Monday, June 25, 2012


When I was a kid, the big unspoken secret in my building was that you and a neighbor could talk to each other on the building’s intercom, thus saving the trouble (and expense) of actually using the telephone. Every now and then, I would simply press the “Listen” button on the intercom in our apartment and more often than not would catch a conversation between two of my neighbors already in progress. You’d think that this would be exciting for someone like me, who thrilled at any type of eavesdropping, but of course it was always the most mundane type of conversation that two old ladies might have on a building’s intercom system.

There was a couple in the building, friends with my mother and stepfather, who had no children (this was always remarked upon by my mother), but had a pet rabbit named “Blondie” who roamed their apartment like a cat, but was, as rabbits are, skittish and unfriendly. The man was a sometime musician and apparently had played with the band The Left Banke whose one hit was “Walk Away Renee” in 1966. My mother had a habit of befriending minor musicians.

When I was in eighth grade, we moved to a building that was much smaller, and I got to know our neighbors pretty well. There is so much to say about our next door neighbor “Lacy” (name changed for no good reason) that I’m afraid I will never do her justice. First off, rumor had it that her family was connected to the mob in some way, which is the vague way everyone refers to this kind of thing. Second of all, she had a sometime job as the receptionist at an auto body shop, but for the most part her job was dating numerous men, some married, some not, who made sure she lived a fairly nice life. She was a little bit older than my mother and her daughter was a little bit older than me. Somehow we all became friends.

When Lacy was getting ready to go out, and her own daughter was not home, she would call me on the phone to help her zip her jeans. And I’d step out of our apartment and go next door to hers, where the door would be left open for me. She would be lying on her back in her bed (which was actually a fold-out couch in the living room) with her jeans on but unzipped. It always looked like an impossible job. There was her slightly round belly and the open zipper of her jeans that somehow had to get closed. She would have a pair of pliers nearby and it was my job to use the pliers to zip her jeans up while she sucked in her belly as much as she could. Somehow it always worked. There were times when I would stay and watch her put on her makeup, which she did at her dining room table, and took at least an hour. You knew she was finally done when she would paint on the tiny black beauty mark on her cheek. If her hands were completely occupied, she’d ask me to light a cigarette for her. I was twelve years old.

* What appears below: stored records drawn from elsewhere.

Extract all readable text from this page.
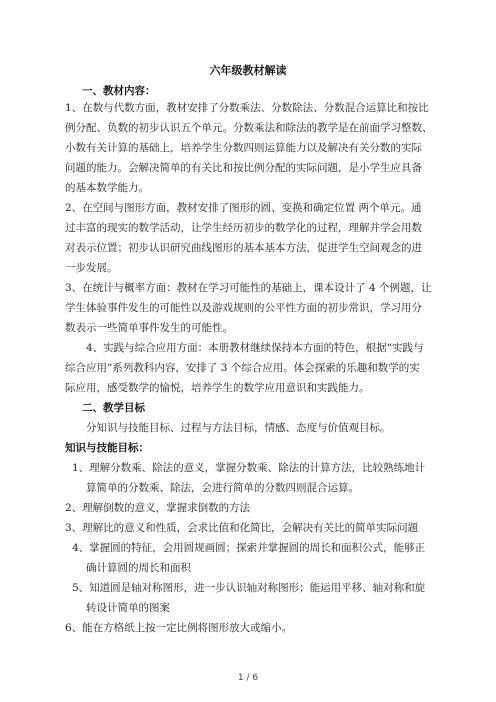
六年级教材解读
一、教材内容：
1、在数与代数方面，教材安排了分数乘法、分数除法、分数混合运算比和按比
例分配、负数的初步认识五个单元。分数乘法和除法的教学是在前面学习整数、
小数有关计算的基础上，培养学生分数四则运算能力以及解决有关分数的实际
问题的能力。会解决简单的有关比和按比例分配的实际问题，是小学生应具备
的基本数学能力。
2、在空间与图形方面，教材安排了图形的圆、变换和确定位置 两个单元。通
过丰富的现实的数学活动，让学生经历初步的数学化的过程，理解并学会用数
对表示位置；初步认识研究曲线图形的基本基本方法，促进学生空间观念的进
一步发展。
3、在统计与概率方面：教材在学习可能性的基础上，课本设计了 4 个例题，让
学生体验事件发生的可能性以及游戏规则的公平性方面的初步常识，学习用分
数表示一些简单事件发生的可能性。
4、实践与综合应用方面：本册教材继续保持本方面的特色，根据“实践与
综合应用”系列教科内容，安排了 3 个综合应用。体会探索的乐趣和数学的实
际应用，感受数学的愉悦，培养学生的数学应用意识和实践能力。
二、教学目标
分知识与技能目标、过程与方法目标，情感、态度与价值观目标。
知识与技能目标：
1、理解分数乘、除法的意义，掌握分数乘、除法的计算方法，比较熟练地计
算简单的分数乘、除法，会进行简单的分数四则混合运算。
2、理解倒数的意义，掌握求倒数的方法
3、理解比的意义和性质，会求比值和化简比，会解决有关比的简单实际问题
4、掌握圆的特征，会用圆规画圆；探索并掌握圆的周长和面积公式，能够正
确计算圆的周长和面积
5、知道圆是轴对称图形，进一步认识轴对称图形；能运用平移、轴对称和旋
转设计简单的图案
6、能在方格纸上按一定比例将图形放大或缩小。
1 / 6
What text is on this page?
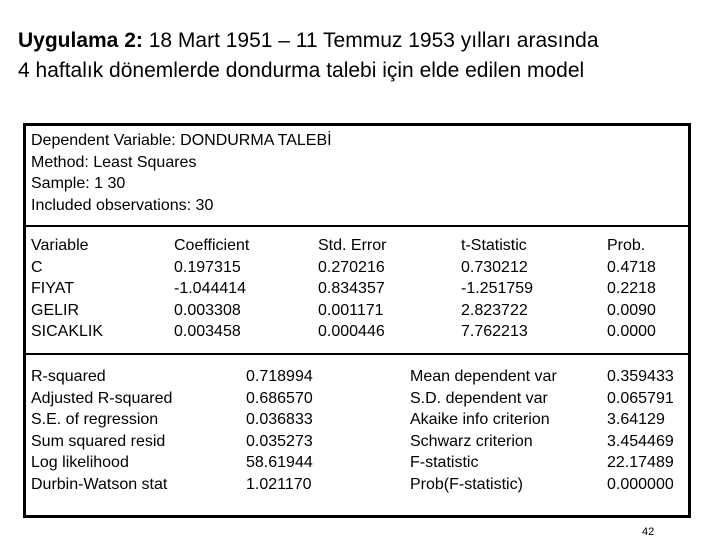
Uygulama 2: 18 Mart 1951 – 11 Temmuz 1953 yılları arasında
4 haftalık dönemlerde dondurma talebi için elde edilen model
Dependent Variable: DONDURMA TALEBİ
Method: Least Squares
Sample: 1 30
Included observations: 30
Variable
C
FIYAT
GELIR
SICAKLIK
Coefficient
0.197315
-1.044414
0.003308
0.003458
Std. Error
0.270216
0.834357
0.001171
0.000446
t-Statistic
0.730212
-1.251759
2.823722
7.762213
Prob.
0.4718
0.2218
0.0090
0.0000
R-squared
Adjusted R-squared
S.E. of regression
Sum squared resid
Log likelihood
Durbin-Watson stat
0.718994
0.686570
0.036833
0.035273
58.61944
1.021170
Mean dependent var
S.D. dependent var
Akaike info criterion
Schwarz criterion
F-statistic
Prob(F-statistic)
0.359433
0.065791
3.64129
3.454469
22.17489
0.000000
42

I used to spend hours and hours at Lacy’s apartment even though I found her daughter totally boring. She wasn’t the brightest of kids and she didn’t have much of an understanding of what was going on in her mother’s life. Most of the time Lacy spent lying in bed, smoking and talking on the phone, surrounded by her three adoring cats. She would usually be wearing some sort of negligee, no matter what time of day it was. At some point, she had her apartment completely redone and many of the walls had been turned into floor-to-ceiling mirrors. She would talk to you while watching herself in the mirror.

I don’t remember the last time I saw Lacy, but I think it was when I was in college. Apparently one final gesture of her richest and oldest boyfriend was to buy her a condo in Florida and off she went. It is so easy to picture her now, sitting on a lounge chair at some pool, talking on the phone and smoking, her overly tan skin nearly matching the orangey foundation she used copiously on her face. I totally admired Lacy when I was younger. I hope she still paints on that beauty mark.